Figure 7.
ARC3-PARC6 Interaction Increases the Dynamics of Z Rings Reconstituted in Pichia.
Pichia cells were transformed with vectors expressing the indicated combinations of FtsZ2-eYFP (FtsZ2), FtsZ1 (unfused), ARC341-741-mCerulean (ARC341-741-mCer), ARC36G to A-mCerulean (ARC36G to A-mCer), PARC677-356-mRuby2 (PARC677-356-mRu), and mRuby2 (mRu). In strains expressing more than one protein, all constructs were expressed from a single vector.
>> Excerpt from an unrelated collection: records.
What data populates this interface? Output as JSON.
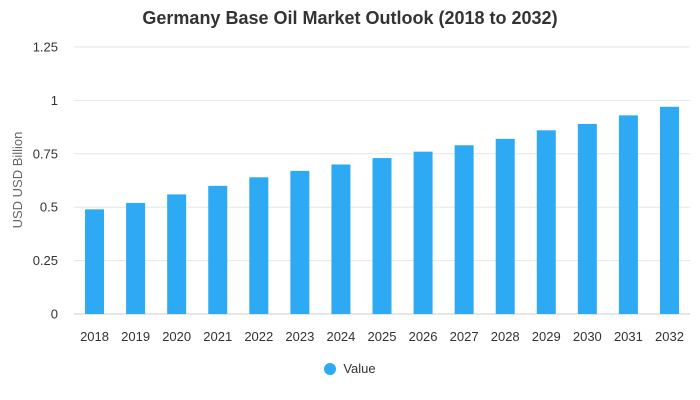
{
  "chart_data": {
    "type": "bar",
    "title": "Germany Base Oil Market Outlook (2018 to 2032)",
    "ylabel": "USD USD Billion",
    "xlabel": "",
    "categories": [
      "2018",
      "2019",
      "2020",
      "2021",
      "2022",
      "2023",
      "2024",
      "2025",
      "2026",
      "2027",
      "2028",
      "2029",
      "2030",
      "2031",
      "2032"
    ],
    "series": [
      {
        "name": "Value",
        "color": "#2eaaf5",
        "values": [
          0.49,
          0.52,
          0.56,
          0.6,
          0.64,
          0.67,
          0.7,
          0.73,
          0.76,
          0.79,
          0.82,
          0.86,
          0.89,
          0.93,
          0.97
        ]
      }
    ],
    "yticks": [
      "0",
      "0.25",
      "0.5",
      "0.75",
      "1",
      "1.25"
    ],
    "ylim": [
      0,
      1.25
    ],
    "grid": true,
    "legend_position": "bottom"
  }
}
(A) to (D) FRAP analysis of the FtsZ2-eYFP signal in Pichia cells expressing the indicated proteins. Recovery of eYFP fluorescence was recorded for 270 s following photobleaching. Fluorescence images in the left panels show Z rings prior to photobleaching (Pre-bleach), at the time of photobleaching (Bleach), and at 120 and 200 s after photobleaching. Circles and arrowheads indicate the photobleached regions. The color scale bar indicates the FtsZ2-eYFP fluorescence intensity from white (highest) to black (lowest). Bars = 2 μm. Panels on the right show recovery curves. A two-binding-state equation was used to conduct curve fitting using averaged recovery data (Sprague et al., 2004; Yoshida et al., 2016). The resultant parameters are summarized in Supplemental Table 2. n is the number of cells used to obtain the averaged FRAP data for each experiment. Error bars represent sem at the indicated time point.